In the good old days, if you were building your new house and wanted to move your bathroom window a couple of feet from where it was shown on the approved plans, you simply wrote to the planners, politely requested a change to the plans and a few days later got a letter back telling you to go ahead, it was being treated as a minor amendment.
Since such straightforward times, case law has radically overturned such a relaxed approach and has triggered the need for the submission of revised applications for a host of trivial and non-contentious amendments to plans that had already been approved. The current approach is clumsy, time consuming and expensive, with fees for revised applications being the same as the original application fee. Small wonder that respondents to the recent ‘Killian Pretty review’ cited this area of planning as one of the most frustrating subjects, leading the review to conclude that urgent action was needed in this area.
At long last changes are going to take place to allow minor modifications to take place.

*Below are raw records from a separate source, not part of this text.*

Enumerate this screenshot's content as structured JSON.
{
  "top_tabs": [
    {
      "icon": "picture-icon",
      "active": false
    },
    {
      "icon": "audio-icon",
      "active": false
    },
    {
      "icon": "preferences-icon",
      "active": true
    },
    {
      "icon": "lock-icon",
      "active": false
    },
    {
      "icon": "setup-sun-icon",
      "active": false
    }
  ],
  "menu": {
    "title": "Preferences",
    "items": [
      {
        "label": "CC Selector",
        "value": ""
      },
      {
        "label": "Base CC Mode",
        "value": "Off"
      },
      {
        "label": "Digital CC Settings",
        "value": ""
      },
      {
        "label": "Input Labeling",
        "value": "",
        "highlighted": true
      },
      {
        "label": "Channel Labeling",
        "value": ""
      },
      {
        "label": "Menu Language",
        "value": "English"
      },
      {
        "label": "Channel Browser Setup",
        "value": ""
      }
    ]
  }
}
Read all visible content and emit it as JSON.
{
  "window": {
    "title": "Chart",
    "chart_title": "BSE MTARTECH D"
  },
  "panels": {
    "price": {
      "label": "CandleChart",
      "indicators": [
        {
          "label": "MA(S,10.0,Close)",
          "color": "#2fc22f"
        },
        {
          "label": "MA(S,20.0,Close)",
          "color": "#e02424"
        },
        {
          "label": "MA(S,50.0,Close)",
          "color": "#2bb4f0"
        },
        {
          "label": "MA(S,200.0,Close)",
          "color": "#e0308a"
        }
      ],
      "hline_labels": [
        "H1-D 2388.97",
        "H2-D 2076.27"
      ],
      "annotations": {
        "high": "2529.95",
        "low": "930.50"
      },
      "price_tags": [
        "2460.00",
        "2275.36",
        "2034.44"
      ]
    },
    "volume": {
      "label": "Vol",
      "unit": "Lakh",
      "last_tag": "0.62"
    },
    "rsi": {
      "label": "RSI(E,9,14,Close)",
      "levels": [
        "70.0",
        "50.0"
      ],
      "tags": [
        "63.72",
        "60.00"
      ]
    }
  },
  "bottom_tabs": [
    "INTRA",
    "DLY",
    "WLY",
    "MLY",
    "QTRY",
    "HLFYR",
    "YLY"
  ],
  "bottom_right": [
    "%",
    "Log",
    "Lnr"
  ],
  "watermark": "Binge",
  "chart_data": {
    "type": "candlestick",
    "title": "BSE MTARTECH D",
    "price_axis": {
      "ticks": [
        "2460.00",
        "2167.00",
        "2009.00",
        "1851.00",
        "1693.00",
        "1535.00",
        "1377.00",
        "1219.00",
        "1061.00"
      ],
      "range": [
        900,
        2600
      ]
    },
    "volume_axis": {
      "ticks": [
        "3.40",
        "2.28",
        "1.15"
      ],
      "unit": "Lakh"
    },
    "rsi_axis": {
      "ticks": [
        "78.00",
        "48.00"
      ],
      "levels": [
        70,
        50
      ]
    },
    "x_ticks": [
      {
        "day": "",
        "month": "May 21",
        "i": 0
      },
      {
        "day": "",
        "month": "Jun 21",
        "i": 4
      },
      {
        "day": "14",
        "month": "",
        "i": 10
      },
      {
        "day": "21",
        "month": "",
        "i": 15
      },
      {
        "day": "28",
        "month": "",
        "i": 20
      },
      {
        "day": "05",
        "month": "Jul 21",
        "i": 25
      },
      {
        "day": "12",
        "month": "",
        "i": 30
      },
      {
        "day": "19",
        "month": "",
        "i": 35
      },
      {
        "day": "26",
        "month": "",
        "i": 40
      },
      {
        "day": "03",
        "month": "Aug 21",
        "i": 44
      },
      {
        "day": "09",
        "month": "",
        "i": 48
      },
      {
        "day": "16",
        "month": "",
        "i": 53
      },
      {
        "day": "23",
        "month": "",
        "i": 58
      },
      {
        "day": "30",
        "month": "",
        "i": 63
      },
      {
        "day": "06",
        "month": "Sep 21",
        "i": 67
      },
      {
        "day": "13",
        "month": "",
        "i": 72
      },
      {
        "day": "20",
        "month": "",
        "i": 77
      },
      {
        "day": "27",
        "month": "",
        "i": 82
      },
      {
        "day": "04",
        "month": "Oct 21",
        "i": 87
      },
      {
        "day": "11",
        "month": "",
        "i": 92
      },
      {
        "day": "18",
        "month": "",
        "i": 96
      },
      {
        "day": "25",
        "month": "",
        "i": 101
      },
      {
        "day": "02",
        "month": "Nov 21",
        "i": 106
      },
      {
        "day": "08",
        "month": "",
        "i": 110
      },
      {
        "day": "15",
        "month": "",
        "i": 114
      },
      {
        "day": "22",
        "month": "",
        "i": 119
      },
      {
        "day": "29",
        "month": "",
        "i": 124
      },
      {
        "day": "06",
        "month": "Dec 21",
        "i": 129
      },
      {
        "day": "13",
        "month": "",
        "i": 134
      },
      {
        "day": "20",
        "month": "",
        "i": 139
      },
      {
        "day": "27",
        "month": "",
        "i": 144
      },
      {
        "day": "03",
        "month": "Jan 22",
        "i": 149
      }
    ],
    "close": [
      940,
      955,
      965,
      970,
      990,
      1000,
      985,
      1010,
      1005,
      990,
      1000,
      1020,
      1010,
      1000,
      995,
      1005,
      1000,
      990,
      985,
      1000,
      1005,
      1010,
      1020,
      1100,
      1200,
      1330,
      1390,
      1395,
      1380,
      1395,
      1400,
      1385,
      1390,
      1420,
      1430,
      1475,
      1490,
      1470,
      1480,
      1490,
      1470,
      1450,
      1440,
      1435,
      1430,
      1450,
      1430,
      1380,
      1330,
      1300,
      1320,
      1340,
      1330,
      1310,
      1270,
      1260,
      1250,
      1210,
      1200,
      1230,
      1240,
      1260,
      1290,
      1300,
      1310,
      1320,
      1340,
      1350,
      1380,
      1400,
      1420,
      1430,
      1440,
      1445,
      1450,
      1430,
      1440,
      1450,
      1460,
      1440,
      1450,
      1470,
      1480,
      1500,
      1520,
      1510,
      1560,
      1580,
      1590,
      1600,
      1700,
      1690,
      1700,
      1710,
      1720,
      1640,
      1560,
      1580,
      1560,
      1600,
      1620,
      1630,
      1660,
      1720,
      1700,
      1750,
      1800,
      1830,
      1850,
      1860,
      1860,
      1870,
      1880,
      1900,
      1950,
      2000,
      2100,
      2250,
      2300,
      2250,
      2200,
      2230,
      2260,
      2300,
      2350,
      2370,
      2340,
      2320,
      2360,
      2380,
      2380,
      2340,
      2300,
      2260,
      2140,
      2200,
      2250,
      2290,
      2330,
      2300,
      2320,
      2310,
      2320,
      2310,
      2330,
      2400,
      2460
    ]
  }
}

However, as always, its not quite so straightforward as it might be and the government are currently consulting on how the necessary changes are going to work.
Firstly the Government are drawing a distinction between non-material amendments and minor material amendments with different routes being proposed under each heading.
A non-material amendment is a new option, introduced under Section 96A of the 1990 Planning Act. It won’t be a planning application in the conventional sense so won’t require extensive consultation statutory consultees although interested parties look like getting 14 days to comment. There isn’t going to be a definition of what is encompassed by the meaning of ‘non-material’ –each council will have to form its own view on this point. (Hurrah -I hear the lawyers cry!) The current approach looks like giving the LPA’s 28 days to turn around requests and a suggested flat rate fee of £170. The fee might be reduced to £25 for householders. However, it is likely that the new provisions will come into effect in October of this year but the ability to charge for them won’t be in place until sometime after this date. During this period, all applications will be free!
A minor material amendment is likely to be one whose scale and nature results in a development which is not substantially different from the one which has been approved. At present the government seem to think that this area will be deal with by means of an application under S73 of the Planning Act –the same facility we currently use to try and modify a condition on a plan. In this case, the condition we will be trying to modify is the condition which either lists the approved plans or which requires compliance with the approved plans. Its not yet clear what additional information might form the basis of an application and the government are going to be carrying out further consultations over the summer on this particular point. At present we are reminded that an application under Section 73 results in a new permission being granted so consultees are entitled to view and comment in the normal way. This seems to suggest that not a lots going to change!
Its not likely that the last option will result in a fast track route to fine tuning an existing permission although it will be relatively cheap at £170 a go. Its also helpful to have clarified that this route is open to practitioners as there has been some doubt in the minds of a few LPA’s. Of course, if the LPA in question haven’t helpfully recited all of the approved plans in a condition in the first place, this approach isn’t going to be of any particular use. We can therefore expect all LPA’s to start to list all of the approved plans forming the basis of their decision from here on in. If they don’t, you need to challenge them to do so !
From a practitioners viewpoint, it seems as if the minor material route is likely to be the one we need to use most frequently and its clearly going to be a cumbersome beast taking around 8 weeks a time to deal with. Still, on the up side its clearly going to be helpful to have something that we don’t currently have in place.
It’s not immediately apparent that it’s going to save a great deal of paperwork either as it will be applied for on the national forms with seemingly all of the normal application requirements. Cynics might still suspect that an application to move a bathroom window will still need to have a bat survey to validate the application! The days of the letter requesting a minor amendment seem to have firmly vanished with no immediate prospect of return!